Trading Symbol
DESIFARMS
Key Approval Details
Approval Received: BSE Limited granted in-principle approval via letter reference LOD/PREF/HC/FIP/441/2026-27 dated June 24, 2026.
Securities Approved for Issuance:
- 3,21,20,990 equity shares of face value ₹10 each at issue price of ₹135 per share (including premium of ₹125)
- 37,61,600 3% Compulsorily Convertible Non-Cumulative Preference Shares (CCPS) at price of ₹135 per share (including premium of ₹125)
- 50,66,356 5% Compulsorily Convertible Debentures (CCD) at price of ₹135 per security (including premium of ₹125)
Total Issue Value: Approximately ₹553.16 crore (based on 4,09,48,946 total securities × ₹135 per security)

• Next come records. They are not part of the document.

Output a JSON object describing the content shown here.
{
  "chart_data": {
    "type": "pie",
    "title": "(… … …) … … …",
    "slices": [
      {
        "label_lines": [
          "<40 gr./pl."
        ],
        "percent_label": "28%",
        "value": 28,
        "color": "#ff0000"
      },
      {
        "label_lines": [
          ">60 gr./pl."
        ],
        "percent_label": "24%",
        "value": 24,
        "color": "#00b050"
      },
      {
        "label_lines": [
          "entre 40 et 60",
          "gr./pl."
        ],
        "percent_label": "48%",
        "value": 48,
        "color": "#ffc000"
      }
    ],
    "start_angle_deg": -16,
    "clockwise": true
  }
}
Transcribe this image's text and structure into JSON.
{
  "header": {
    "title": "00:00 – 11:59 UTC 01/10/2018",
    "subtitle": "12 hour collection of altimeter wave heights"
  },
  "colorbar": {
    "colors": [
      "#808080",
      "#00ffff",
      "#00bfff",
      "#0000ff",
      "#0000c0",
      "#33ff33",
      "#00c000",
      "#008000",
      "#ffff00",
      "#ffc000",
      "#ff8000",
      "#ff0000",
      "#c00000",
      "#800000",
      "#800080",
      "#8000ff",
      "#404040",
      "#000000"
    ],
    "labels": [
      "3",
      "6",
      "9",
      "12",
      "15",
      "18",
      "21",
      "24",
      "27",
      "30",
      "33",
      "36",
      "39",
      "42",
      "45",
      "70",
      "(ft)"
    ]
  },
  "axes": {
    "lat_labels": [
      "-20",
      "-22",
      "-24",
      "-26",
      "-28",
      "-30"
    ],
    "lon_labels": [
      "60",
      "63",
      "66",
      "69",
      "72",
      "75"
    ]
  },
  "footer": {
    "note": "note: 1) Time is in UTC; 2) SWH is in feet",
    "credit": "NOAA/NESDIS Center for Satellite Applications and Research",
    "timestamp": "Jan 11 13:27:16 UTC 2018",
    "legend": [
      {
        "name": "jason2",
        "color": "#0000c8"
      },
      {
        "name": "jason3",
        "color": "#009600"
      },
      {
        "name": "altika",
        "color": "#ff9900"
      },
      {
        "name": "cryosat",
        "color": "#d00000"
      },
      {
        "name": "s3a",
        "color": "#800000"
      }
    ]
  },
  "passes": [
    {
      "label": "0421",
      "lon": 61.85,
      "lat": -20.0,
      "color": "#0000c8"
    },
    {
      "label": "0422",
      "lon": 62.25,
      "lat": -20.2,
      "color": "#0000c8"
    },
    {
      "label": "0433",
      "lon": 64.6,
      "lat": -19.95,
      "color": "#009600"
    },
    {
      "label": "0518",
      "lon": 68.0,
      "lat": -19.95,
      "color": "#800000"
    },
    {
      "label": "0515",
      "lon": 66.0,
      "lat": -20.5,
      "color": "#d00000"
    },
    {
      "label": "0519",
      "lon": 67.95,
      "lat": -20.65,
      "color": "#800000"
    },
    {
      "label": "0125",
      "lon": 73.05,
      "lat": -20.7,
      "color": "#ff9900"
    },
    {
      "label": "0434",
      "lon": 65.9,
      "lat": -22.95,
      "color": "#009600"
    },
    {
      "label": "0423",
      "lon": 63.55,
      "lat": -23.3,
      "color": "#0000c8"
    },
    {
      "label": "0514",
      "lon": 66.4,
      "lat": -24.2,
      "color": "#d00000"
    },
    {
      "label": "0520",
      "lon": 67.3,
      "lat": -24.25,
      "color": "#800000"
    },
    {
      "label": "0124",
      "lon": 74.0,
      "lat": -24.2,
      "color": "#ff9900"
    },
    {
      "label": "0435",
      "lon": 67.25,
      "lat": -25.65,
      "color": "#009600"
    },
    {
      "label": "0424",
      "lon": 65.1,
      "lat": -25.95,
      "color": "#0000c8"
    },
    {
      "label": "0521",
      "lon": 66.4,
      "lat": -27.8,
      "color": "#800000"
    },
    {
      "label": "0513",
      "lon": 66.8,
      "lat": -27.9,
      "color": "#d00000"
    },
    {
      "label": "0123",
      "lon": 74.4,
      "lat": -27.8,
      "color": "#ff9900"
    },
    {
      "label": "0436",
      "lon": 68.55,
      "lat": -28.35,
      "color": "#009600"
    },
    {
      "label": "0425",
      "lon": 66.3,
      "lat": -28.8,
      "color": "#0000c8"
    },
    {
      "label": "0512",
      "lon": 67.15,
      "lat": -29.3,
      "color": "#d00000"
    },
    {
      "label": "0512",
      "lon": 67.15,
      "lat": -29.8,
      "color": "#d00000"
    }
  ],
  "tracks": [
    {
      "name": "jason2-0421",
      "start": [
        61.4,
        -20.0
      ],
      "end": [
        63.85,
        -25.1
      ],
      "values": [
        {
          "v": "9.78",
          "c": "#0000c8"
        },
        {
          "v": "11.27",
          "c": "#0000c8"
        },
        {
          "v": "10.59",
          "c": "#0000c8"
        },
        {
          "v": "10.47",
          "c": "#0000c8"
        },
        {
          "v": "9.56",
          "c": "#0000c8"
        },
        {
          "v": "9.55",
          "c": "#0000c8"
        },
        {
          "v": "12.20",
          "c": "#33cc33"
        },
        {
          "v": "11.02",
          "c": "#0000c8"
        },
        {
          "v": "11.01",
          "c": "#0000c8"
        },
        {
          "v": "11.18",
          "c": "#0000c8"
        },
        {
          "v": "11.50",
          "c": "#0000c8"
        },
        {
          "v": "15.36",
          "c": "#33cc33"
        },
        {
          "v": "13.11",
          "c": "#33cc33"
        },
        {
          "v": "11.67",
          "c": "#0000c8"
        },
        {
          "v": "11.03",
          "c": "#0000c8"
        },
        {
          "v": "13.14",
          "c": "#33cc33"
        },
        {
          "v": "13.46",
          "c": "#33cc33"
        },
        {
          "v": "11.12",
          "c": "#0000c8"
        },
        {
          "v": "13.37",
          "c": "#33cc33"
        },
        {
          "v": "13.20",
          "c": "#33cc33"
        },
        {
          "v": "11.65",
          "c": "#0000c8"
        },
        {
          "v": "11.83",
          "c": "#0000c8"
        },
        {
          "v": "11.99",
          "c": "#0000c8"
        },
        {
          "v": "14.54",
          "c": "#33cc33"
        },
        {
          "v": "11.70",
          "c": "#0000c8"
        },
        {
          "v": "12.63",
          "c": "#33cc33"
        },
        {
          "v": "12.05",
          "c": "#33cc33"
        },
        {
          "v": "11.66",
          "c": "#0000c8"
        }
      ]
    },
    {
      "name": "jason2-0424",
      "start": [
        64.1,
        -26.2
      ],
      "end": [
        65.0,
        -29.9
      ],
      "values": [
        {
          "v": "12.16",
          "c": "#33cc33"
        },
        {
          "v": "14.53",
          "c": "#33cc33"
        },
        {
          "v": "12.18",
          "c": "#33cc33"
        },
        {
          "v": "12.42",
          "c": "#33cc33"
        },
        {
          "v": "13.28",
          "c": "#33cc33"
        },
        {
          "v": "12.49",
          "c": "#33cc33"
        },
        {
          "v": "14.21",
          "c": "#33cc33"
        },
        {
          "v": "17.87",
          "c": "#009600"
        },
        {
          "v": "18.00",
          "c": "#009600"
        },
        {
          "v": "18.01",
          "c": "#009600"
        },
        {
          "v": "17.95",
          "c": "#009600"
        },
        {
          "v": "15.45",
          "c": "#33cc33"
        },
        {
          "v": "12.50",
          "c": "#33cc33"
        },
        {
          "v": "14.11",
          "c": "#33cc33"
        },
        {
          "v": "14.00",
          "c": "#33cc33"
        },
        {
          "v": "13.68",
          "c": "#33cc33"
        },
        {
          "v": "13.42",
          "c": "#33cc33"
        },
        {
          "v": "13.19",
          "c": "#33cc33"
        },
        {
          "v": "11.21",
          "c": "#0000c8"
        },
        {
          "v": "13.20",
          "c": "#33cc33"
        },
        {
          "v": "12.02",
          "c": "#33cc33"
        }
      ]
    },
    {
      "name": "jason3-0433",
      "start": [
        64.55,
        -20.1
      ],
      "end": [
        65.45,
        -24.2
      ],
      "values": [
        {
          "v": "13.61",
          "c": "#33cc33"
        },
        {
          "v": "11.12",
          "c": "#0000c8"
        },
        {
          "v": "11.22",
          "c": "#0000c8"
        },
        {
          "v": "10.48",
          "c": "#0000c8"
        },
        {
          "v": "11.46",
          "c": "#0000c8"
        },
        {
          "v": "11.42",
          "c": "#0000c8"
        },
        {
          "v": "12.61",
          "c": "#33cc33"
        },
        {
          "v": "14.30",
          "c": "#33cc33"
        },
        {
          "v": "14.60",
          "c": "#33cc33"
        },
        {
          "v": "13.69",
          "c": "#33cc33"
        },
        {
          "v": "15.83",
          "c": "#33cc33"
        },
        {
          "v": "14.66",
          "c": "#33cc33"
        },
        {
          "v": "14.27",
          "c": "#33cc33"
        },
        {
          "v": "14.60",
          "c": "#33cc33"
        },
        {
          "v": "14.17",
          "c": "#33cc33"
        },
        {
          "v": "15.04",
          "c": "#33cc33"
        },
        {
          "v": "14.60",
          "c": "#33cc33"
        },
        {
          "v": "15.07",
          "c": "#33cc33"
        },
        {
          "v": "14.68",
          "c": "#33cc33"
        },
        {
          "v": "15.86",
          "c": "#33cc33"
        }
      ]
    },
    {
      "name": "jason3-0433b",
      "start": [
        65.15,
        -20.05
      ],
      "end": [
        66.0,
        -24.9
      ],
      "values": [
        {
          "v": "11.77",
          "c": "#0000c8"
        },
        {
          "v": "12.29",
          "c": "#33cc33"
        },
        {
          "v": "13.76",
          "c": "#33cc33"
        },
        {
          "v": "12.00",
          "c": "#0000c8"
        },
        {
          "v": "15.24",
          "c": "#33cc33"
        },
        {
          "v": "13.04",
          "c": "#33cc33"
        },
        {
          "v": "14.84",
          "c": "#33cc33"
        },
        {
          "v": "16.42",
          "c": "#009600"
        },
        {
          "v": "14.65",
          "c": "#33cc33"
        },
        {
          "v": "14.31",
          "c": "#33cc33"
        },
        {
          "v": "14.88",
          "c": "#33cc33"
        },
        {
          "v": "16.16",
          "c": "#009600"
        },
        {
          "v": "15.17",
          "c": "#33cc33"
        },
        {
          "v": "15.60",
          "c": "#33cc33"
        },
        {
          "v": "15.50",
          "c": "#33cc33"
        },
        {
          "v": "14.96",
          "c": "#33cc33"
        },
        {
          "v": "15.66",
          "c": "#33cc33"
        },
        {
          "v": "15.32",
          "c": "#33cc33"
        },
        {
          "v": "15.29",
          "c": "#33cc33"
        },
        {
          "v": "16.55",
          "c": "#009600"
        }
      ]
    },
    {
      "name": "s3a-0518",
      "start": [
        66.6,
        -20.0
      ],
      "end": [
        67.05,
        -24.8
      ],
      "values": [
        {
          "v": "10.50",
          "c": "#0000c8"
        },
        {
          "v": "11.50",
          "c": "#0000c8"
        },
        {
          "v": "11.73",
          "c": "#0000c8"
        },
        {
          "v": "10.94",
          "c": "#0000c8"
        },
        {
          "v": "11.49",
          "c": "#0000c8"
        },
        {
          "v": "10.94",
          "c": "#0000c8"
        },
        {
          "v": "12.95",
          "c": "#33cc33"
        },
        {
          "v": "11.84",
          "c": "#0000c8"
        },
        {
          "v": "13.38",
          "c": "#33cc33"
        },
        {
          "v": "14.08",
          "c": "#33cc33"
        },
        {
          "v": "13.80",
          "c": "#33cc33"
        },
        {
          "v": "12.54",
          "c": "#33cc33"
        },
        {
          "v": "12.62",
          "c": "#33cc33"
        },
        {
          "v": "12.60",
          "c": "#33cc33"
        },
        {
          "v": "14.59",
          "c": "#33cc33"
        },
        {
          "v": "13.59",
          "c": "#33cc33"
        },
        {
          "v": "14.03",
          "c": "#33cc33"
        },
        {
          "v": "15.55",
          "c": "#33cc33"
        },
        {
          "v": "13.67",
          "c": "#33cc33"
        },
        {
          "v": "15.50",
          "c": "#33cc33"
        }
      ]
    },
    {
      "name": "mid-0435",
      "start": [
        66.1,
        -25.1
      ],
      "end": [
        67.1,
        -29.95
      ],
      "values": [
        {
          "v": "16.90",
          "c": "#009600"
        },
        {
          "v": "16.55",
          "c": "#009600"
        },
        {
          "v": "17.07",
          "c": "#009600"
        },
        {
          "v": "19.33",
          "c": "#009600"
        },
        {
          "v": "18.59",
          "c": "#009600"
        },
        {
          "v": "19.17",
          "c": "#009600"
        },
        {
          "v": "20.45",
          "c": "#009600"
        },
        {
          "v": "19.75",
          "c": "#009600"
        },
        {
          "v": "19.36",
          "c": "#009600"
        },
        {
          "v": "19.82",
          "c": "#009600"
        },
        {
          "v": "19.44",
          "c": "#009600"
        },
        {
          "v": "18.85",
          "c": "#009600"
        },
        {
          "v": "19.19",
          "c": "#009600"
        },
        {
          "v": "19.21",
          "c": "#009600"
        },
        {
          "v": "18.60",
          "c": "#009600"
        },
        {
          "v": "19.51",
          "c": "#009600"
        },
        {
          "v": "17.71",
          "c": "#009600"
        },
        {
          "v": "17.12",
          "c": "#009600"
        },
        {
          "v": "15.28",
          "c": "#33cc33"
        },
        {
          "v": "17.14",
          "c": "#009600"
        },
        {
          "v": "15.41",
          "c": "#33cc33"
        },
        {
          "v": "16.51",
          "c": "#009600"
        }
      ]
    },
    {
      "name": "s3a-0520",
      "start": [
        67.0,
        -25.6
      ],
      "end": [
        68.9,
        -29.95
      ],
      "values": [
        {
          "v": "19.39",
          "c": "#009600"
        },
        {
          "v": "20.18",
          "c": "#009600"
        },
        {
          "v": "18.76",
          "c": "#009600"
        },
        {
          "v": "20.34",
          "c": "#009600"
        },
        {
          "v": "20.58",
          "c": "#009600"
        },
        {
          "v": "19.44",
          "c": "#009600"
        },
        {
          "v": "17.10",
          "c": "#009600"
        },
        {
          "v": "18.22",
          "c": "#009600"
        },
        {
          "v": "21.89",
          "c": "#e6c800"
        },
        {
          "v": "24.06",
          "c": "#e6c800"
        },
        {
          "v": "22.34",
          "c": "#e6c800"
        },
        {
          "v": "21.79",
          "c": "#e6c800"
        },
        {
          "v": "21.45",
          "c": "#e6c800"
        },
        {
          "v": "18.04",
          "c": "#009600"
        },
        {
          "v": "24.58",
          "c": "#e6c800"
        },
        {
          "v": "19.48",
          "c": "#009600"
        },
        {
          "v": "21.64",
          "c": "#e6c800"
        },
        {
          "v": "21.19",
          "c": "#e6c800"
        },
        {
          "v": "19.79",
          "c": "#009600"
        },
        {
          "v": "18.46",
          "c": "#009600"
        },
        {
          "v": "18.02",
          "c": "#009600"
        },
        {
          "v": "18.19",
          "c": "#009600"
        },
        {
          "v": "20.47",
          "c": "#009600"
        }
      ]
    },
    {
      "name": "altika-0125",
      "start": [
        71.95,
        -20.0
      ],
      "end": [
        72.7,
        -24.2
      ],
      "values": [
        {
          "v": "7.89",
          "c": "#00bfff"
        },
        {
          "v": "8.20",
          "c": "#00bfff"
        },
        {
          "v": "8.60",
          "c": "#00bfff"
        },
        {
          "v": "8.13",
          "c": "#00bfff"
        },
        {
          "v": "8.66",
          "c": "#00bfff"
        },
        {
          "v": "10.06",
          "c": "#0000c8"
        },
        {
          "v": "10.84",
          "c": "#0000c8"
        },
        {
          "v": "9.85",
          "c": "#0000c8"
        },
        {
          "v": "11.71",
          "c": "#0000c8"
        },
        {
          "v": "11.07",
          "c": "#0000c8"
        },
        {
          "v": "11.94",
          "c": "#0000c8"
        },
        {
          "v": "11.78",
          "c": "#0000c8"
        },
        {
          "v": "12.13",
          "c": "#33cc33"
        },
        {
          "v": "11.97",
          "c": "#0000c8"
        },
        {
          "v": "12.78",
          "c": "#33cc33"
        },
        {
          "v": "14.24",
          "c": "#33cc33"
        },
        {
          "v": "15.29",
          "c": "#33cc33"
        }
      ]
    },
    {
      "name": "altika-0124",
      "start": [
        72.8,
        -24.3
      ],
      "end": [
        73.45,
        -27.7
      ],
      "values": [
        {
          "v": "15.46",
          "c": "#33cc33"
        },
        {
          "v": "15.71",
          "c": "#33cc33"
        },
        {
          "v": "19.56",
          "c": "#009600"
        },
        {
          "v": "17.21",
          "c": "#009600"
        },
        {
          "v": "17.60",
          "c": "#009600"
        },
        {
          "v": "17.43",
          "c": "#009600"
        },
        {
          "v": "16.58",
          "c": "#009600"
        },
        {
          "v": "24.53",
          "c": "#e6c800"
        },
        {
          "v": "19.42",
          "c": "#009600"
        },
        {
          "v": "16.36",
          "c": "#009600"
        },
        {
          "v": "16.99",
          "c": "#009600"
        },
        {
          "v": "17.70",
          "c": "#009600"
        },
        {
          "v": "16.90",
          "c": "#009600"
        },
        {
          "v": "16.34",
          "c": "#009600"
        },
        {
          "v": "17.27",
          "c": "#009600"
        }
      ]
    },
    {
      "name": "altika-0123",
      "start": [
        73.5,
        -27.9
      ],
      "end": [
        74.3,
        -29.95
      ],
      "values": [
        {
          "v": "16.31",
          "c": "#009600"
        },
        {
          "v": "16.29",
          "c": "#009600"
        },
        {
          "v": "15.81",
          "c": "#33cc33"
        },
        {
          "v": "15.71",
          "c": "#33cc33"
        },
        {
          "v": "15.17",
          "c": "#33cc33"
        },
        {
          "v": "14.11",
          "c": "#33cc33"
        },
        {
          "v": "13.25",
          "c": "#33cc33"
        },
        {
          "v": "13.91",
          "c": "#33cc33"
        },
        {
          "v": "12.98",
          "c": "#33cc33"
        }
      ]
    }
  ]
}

Basis of Issue: Preferential basis pursuant to share swap to promoters and non-promoters for consideration other than cash.
Regulatory Requirements and Conditions
Conversion Terms:
- CCPS will convert into 37,61,600 equity shares of ₹10 each
- CCDs will convert into 50,66,356 equity shares of ₹10 each
Compliance Requirements:
- Must comply with Companies Act, 2013, SCRA, 1956, SEBI Act, 1992, Depositories Act, 1996
- Must adhere to Chapter V of SEBI ICDR Regulations, 2018 and SEBI LODR Regulations, 2015
- Required to obtain all necessary statutory approvals
Trading Restrictions:
- Company must strengthen internal controls to monitor trades by proposed allottees
- Must obtain undertaking from allottees confirming they will not do intra-day trading or any sale in company scrip until allotment date
- Responsibility solely on issuer company to verify compliance with Regulation 167(6) of SEBI ICDR regulations, 2018
Listing Requirements:
- Must make listing application within 20 days from date of allotment as per SEBI circular SEBI/HO/CFD/PoD-2/P/CIR/2023/00094 dated June 21, 2023
- Required to pay applicable fees and comply with post-issue formalities under Regulation 14 of LODR Regulations
- Depositories will automatically release excess lock-in period of pre-preferential holding without requiring NOC from Exchange
Risk Factors
- BSE reserves right to withdraw approval if information submitted is found incomplete/incorrect/misleading/false
- Approval may be withdrawn if company contravenes any Rules, Bye-laws, Regulations of Exchange, LODR Regulations, ICDR Regulations
- Any non-compliances observed post-undertaking may impact listing of shares
- Failure to apply for listing within 20 days of allotment will attract fines as specified in SEBI circular
Additional Information
- This disclosure references previous intimations dated January 15, 2026 and disclosures dated January 20, 2026, February 20, 2026, and February 21, 2026
- Information available on company website: www.ser-industries.co.in
- Signed by Garima Priyani, Company Secretary and Compliance Officer
Financial Impact
Financial impact not quantified in the disclosure. The share swap arrangement suggests non-cash consideration, but specific valuation details not provided.